Quando con la pratica agricola (che prevede la monocoltura e il diserbo, determinanti nella riduzione delle specie vegetali presenti, o con i concimi chimici che uccidono la vita microbica del terreno coltivato, o ancora con gli insetticidi che sopprimono gran parte delle forme animali) si impedisce il ciclo naturale della vita, è logico aspettarsi un’alterazione profonda dei meccanismi biologici, e un conseguente squilibrio generale dell’habitat nel quale l’uomo non può vivere serenamente.
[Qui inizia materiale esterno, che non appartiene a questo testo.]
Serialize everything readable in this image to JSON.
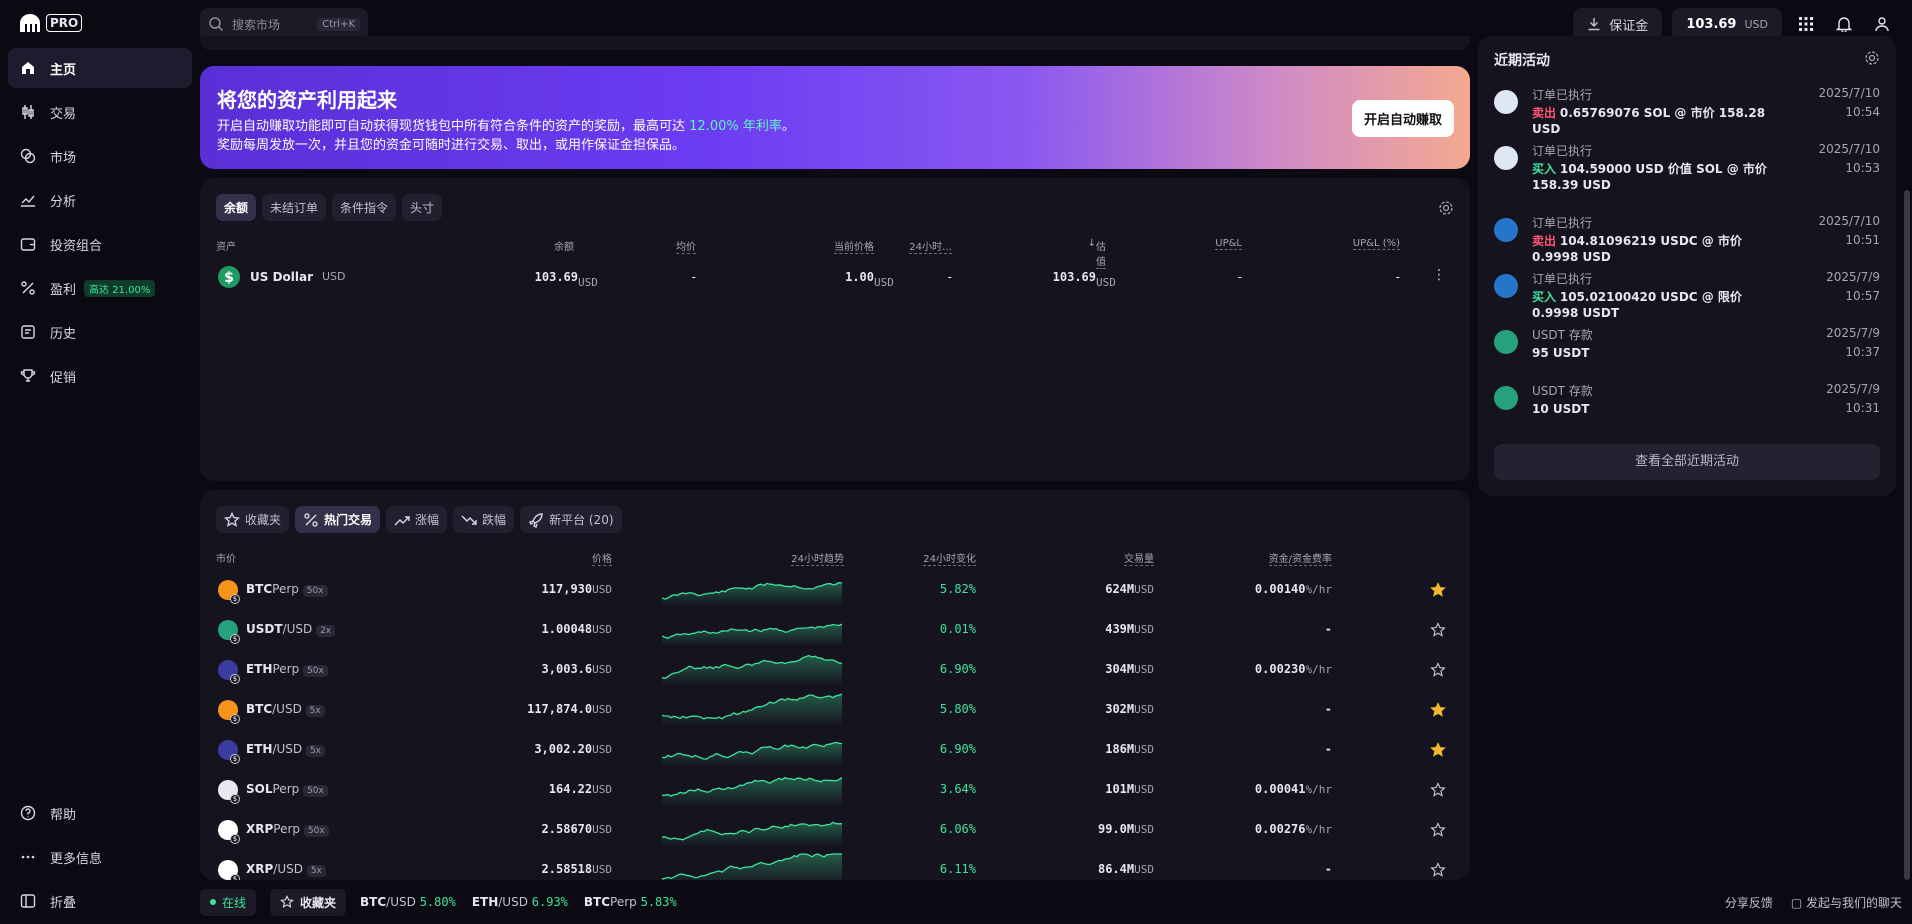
{
  "app": {
    "logo_text": "PRO"
  },
  "colors": {
    "accent": "#6b3cf3",
    "positive": "#3fe39b",
    "negative": "#ff5472",
    "background": "#0b0a12",
    "panel": "#15131e"
  },
  "nav": {
    "items": [
      {
        "label": "主页",
        "icon": "home-icon"
      },
      {
        "label": "交易",
        "icon": "trade-icon"
      },
      {
        "label": "市场",
        "icon": "market-icon"
      },
      {
        "label": "分析",
        "icon": "chart-icon"
      },
      {
        "label": "投资组合",
        "icon": "wallet-icon"
      },
      {
        "label": "盈利",
        "icon": "percent-icon",
        "badge": "高达 21.00%"
      },
      {
        "label": "历史",
        "icon": "history-icon"
      },
      {
        "label": "促销",
        "icon": "trophy-icon"
      }
    ],
    "bottom": [
      {
        "label": "帮助",
        "icon": "help-icon"
      },
      {
        "label": "更多信息",
        "icon": "more-icon"
      },
      {
        "label": "折叠",
        "icon": "collapse-icon"
      }
    ]
  },
  "search": {
    "placeholder": "搜索市场",
    "shortcut": "Ctrl+K"
  },
  "header": {
    "margin_label": "保证金",
    "balance_value": "103.69",
    "balance_unit": "USD"
  },
  "banner": {
    "title": "将您的资产利用起来",
    "line1_a": "开启自动赚取功能即可自动获得现货钱包中所有符合条件的资产的奖励，最高可达 ",
    "line1_rate": "12.00% 年利率",
    "line1_b": "。",
    "line2": "奖励每周发放一次，并且您的资金可随时进行交易、取出，或用作保证金担保品。",
    "button": "开启自动赚取"
  },
  "balances": {
    "tabs": [
      "余额",
      "未结订单",
      "条件指令",
      "头寸"
    ],
    "columns": [
      "资产",
      "余额",
      "均价",
      "当前价格",
      "24小时…",
      "估值",
      "UP&L",
      "UP&L (%)"
    ],
    "rows": [
      {
        "name": "US Dollar",
        "code": "USD",
        "balance": "103.69",
        "balance_unit": "USD",
        "avg": "-",
        "price": "1.00",
        "price_unit": "USD",
        "change": "-",
        "value": "103.69",
        "value_unit": "USD",
        "upl": "-",
        "upl_pct": "-"
      }
    ]
  },
  "markets": {
    "tabs": [
      {
        "label": "收藏夹",
        "icon": "star-icon"
      },
      {
        "label": "热门交易",
        "icon": "percent-icon"
      },
      {
        "label": "涨幅",
        "icon": "trend-up-icon"
      },
      {
        "label": "跌幅",
        "icon": "trend-down-icon"
      },
      {
        "label": "新平台 (20)",
        "icon": "rocket-icon"
      }
    ],
    "columns": [
      "市价",
      "价格",
      "24小时趋势",
      "24小时变化",
      "交易量",
      "资金/资金费率"
    ],
    "rows": [
      {
        "base": "BTC",
        "quote": "Perp",
        "lev": "50x",
        "color": "#f7931a",
        "price": "117,930",
        "unit": "USD",
        "change": "5.82%",
        "volume": "624M",
        "vol_unit": "USD",
        "funding": "0.00140",
        "funding_unit": "%/hr",
        "fav": true
      },
      {
        "base": "USDT",
        "quote": "/USD",
        "lev": "2x",
        "color": "#26a17b",
        "price": "1.00048",
        "unit": "USD",
        "change": "0.01%",
        "volume": "439M",
        "vol_unit": "USD",
        "funding": "-",
        "funding_unit": "",
        "fav": false
      },
      {
        "base": "ETH",
        "quote": "Perp",
        "lev": "50x",
        "color": "#3c3ca0",
        "price": "3,003.6",
        "unit": "USD",
        "change": "6.90%",
        "volume": "304M",
        "vol_unit": "USD",
        "funding": "0.00230",
        "funding_unit": "%/hr",
        "fav": false
      },
      {
        "base": "BTC",
        "quote": "/USD",
        "lev": "5x",
        "color": "#f7931a",
        "price": "117,874.0",
        "unit": "USD",
        "change": "5.80%",
        "volume": "302M",
        "vol_unit": "USD",
        "funding": "-",
        "funding_unit": "",
        "fav": true
      },
      {
        "base": "ETH",
        "quote": "/USD",
        "lev": "5x",
        "color": "#3c3ca0",
        "price": "3,002.20",
        "unit": "USD",
        "change": "6.90%",
        "volume": "186M",
        "vol_unit": "USD",
        "funding": "-",
        "funding_unit": "",
        "fav": true
      },
      {
        "base": "SOL",
        "quote": "Perp",
        "lev": "50x",
        "color": "#e8e8f0",
        "price": "164.22",
        "unit": "USD",
        "change": "3.64%",
        "volume": "101M",
        "vol_unit": "USD",
        "funding": "0.00041",
        "funding_unit": "%/hr",
        "fav": false
      },
      {
        "base": "XRP",
        "quote": "Perp",
        "lev": "50x",
        "color": "#ffffff",
        "price": "2.58670",
        "unit": "USD",
        "change": "6.06%",
        "volume": "99.0M",
        "vol_unit": "USD",
        "funding": "0.00276",
        "funding_unit": "%/hr",
        "fav": false
      },
      {
        "base": "XRP",
        "quote": "/USD",
        "lev": "5x",
        "color": "#ffffff",
        "price": "2.58518",
        "unit": "USD",
        "change": "6.11%",
        "volume": "86.4M",
        "vol_unit": "USD",
        "funding": "-",
        "funding_unit": "",
        "fav": false
      }
    ]
  },
  "activity": {
    "title": "近期活动",
    "items": [
      {
        "title": "订单已执行",
        "side": "卖出",
        "side_type": "sell",
        "text": "0.65769076 SOL @ 市价 158.28 USD",
        "date": "2025/7/10",
        "time": "10:54",
        "icon_color": "#dfe7f5"
      },
      {
        "title": "订单已执行",
        "side": "买入",
        "side_type": "buy",
        "text": "104.59000 USD 价值 SOL @ 市价 158.39 USD",
        "date": "2025/7/10",
        "time": "10:53",
        "icon_color": "#dfe7f5"
      },
      {
        "title": "订单已执行",
        "side": "卖出",
        "side_type": "sell",
        "text": "104.81096219 USDC @ 市价 0.9998 USD",
        "date": "2025/7/10",
        "time": "10:51",
        "icon_color": "#2775ca"
      },
      {
        "title": "订单已执行",
        "side": "买入",
        "side_type": "buy",
        "text": "105.02100420 USDC @ 限价 0.9998 USDT",
        "date": "2025/7/9",
        "time": "10:57",
        "icon_color": "#2775ca"
      },
      {
        "title": "USDT 存款",
        "side": "",
        "side_type": "",
        "text": "95 USDT",
        "date": "2025/7/9",
        "time": "10:37",
        "icon_color": "#26a17b"
      },
      {
        "title": "USDT 存款",
        "side": "",
        "side_type": "",
        "text": "10 USDT",
        "date": "2025/7/9",
        "time": "10:31",
        "icon_color": "#26a17b"
      }
    ],
    "view_all": "查看全部近期活动"
  },
  "statusbar": {
    "online": "在线",
    "favorites": "收藏夹",
    "tickers": [
      {
        "base": "BTC",
        "quote": "/USD",
        "change": "5.80%"
      },
      {
        "base": "ETH",
        "quote": "/USD",
        "change": "6.93%"
      },
      {
        "base": "BTC",
        "quote": "Perp",
        "change": "5.83%"
      }
    ],
    "feedback": "分享反馈",
    "chat": "发起与我们的聊天"
  }
}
L’avvento e l’introduzione in agricoltura delle piante geneticamente modificate, non costituirà alcun problema dal punto di vista tossicologico per l’uomo e l’ambiente, ma avrà come conseguenza un’ulteriore e irreversibile riduzione del germoplasma vegetale, e una semplificazione più estrema dell’ecosistema, che sarà ancora più lontano dall’equilibrio.
Al contrario, la reintroduzione delle rotazioni colturali, l’utilizzo di concimazioni organiche e microbiche, la lotta alle fitopatologie mediante l’utilizzo di insetti utili, barriere meccaniche naturali, estratti vegetali repellenti e induttori di resistenza, l’allelopatia, feromoni sessuali, stimolazione “dell’allarme verde” sono i migliori compromessi che l’uomo può attuare per salvaguardare il patrimonio ambientale e agricolo.